I made the decision early on to go to a Christian college. I prayed and prayed asking for guidance in college choice as well as career choice. I never got a definitive answer for the career, but I felt my choices narrowing and narrowing until I chose PCC. The very first week of my Freshmen year, they held a revival. I realized that all this time, though I knew the doctrines and believed intellectually in all the right beliefs, I had not been trusting in Jesus alone. I had been trusting—or rather, not trusting but doubting—in my prayer or understanding of my prayer. After that, I never had any doubts again!!! Praise the Lord!

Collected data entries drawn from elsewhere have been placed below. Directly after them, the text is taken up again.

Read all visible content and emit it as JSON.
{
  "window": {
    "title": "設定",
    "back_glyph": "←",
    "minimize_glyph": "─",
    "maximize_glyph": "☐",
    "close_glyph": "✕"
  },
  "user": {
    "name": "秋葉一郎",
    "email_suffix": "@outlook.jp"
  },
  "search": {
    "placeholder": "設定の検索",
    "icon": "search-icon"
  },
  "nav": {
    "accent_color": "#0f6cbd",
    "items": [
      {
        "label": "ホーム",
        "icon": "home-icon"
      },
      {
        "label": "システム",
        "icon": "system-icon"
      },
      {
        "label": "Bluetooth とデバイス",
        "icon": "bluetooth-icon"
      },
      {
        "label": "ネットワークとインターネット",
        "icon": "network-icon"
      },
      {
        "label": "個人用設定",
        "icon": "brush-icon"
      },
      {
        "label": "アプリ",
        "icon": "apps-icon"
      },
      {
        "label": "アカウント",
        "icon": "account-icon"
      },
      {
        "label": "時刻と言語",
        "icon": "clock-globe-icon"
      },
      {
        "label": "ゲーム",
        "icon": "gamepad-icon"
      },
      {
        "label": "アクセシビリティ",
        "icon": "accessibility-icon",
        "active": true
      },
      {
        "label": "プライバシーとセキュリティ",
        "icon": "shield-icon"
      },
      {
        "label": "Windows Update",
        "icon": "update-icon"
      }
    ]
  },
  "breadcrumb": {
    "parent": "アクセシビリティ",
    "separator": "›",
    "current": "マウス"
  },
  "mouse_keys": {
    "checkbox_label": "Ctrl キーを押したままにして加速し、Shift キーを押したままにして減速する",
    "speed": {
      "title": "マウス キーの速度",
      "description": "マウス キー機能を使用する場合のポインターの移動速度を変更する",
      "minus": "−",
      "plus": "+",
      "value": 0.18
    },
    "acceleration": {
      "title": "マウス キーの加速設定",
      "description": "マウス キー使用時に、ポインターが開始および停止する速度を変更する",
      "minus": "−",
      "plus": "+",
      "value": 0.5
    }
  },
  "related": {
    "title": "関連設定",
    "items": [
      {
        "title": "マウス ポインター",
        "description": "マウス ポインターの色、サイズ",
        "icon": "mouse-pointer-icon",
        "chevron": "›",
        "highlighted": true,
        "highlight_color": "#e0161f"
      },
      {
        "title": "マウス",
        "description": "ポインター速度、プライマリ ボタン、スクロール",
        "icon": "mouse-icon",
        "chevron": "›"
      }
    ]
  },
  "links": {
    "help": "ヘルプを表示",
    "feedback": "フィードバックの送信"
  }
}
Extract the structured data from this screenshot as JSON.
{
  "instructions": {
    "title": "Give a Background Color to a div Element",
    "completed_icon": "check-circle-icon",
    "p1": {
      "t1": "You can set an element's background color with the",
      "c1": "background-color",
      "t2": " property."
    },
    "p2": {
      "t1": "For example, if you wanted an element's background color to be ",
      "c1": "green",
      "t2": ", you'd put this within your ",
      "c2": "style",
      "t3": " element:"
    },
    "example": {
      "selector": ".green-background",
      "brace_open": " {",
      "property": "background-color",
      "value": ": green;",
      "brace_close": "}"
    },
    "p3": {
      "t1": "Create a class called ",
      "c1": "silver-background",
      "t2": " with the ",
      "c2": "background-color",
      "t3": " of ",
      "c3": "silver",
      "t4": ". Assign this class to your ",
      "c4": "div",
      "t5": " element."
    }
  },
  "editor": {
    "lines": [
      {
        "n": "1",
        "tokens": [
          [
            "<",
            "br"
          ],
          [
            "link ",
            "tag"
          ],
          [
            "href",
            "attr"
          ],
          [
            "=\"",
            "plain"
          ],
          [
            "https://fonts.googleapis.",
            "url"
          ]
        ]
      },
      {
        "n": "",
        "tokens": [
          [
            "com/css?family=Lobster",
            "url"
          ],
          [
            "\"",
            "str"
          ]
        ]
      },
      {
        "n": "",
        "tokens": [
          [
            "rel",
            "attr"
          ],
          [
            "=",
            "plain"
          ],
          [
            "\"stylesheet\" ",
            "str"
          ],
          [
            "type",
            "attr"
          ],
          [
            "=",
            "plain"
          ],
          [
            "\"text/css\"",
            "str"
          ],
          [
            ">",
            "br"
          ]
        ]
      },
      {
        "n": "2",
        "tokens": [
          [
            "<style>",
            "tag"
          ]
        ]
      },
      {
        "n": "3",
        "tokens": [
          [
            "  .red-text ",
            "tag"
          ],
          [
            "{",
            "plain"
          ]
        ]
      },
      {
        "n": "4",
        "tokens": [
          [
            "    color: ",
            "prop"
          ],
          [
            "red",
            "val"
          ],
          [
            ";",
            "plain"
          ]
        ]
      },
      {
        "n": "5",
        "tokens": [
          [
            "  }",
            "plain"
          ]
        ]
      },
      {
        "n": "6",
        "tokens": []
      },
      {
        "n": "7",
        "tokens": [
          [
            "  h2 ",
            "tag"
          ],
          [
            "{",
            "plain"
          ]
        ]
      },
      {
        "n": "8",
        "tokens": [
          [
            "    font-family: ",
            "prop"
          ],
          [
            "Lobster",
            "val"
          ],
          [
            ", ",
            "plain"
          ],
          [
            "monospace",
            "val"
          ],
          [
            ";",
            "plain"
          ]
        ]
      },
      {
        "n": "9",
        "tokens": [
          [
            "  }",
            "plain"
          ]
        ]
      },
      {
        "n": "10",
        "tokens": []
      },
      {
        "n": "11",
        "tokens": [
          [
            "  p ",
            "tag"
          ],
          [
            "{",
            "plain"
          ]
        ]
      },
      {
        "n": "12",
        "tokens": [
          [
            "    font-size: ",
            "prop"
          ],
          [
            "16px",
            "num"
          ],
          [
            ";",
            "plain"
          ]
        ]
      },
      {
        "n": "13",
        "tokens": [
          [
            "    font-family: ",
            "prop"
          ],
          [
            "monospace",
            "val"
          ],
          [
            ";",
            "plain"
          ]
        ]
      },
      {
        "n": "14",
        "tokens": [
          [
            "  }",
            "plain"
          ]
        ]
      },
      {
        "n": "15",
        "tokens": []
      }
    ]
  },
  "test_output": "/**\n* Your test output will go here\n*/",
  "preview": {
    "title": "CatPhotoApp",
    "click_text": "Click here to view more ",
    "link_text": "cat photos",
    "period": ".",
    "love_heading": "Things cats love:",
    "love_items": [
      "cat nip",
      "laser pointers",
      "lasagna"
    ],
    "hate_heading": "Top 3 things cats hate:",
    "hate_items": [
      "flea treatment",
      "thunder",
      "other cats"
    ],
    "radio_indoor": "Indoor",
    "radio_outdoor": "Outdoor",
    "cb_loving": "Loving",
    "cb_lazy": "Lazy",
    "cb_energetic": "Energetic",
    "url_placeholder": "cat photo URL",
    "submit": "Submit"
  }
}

Again, one of the reasons why I had doubts was because there was never a particular day that miraculously changed my life. There was never any obvious, glaring sin that I just stopped cold-turkey. But I’m now so thankful that the Lord saved me from that life of dirty sin, stained and heartbroken. I had and still have sins, but they are hidden inside, attitudes of my heart that are nasty and selfish. The Holy Spirit is slowly but surely sanctifying me and transforming me more and more into the image of the Son of God, Jesus Christ. And while I am no longer fearful of going to hell but know that I will eventually go to Heaven, everlasting life has already begun here. John 10:10 “The thief’s purpose is to steal and kill and destroy. My [Jesus’s] purpose is to give them a rich and satisfying life,” an abundant life, full of joy and struggle at the same time. I will never be perfect, but He is slowly perfecting me more and more. This is sanctification. This is my life now.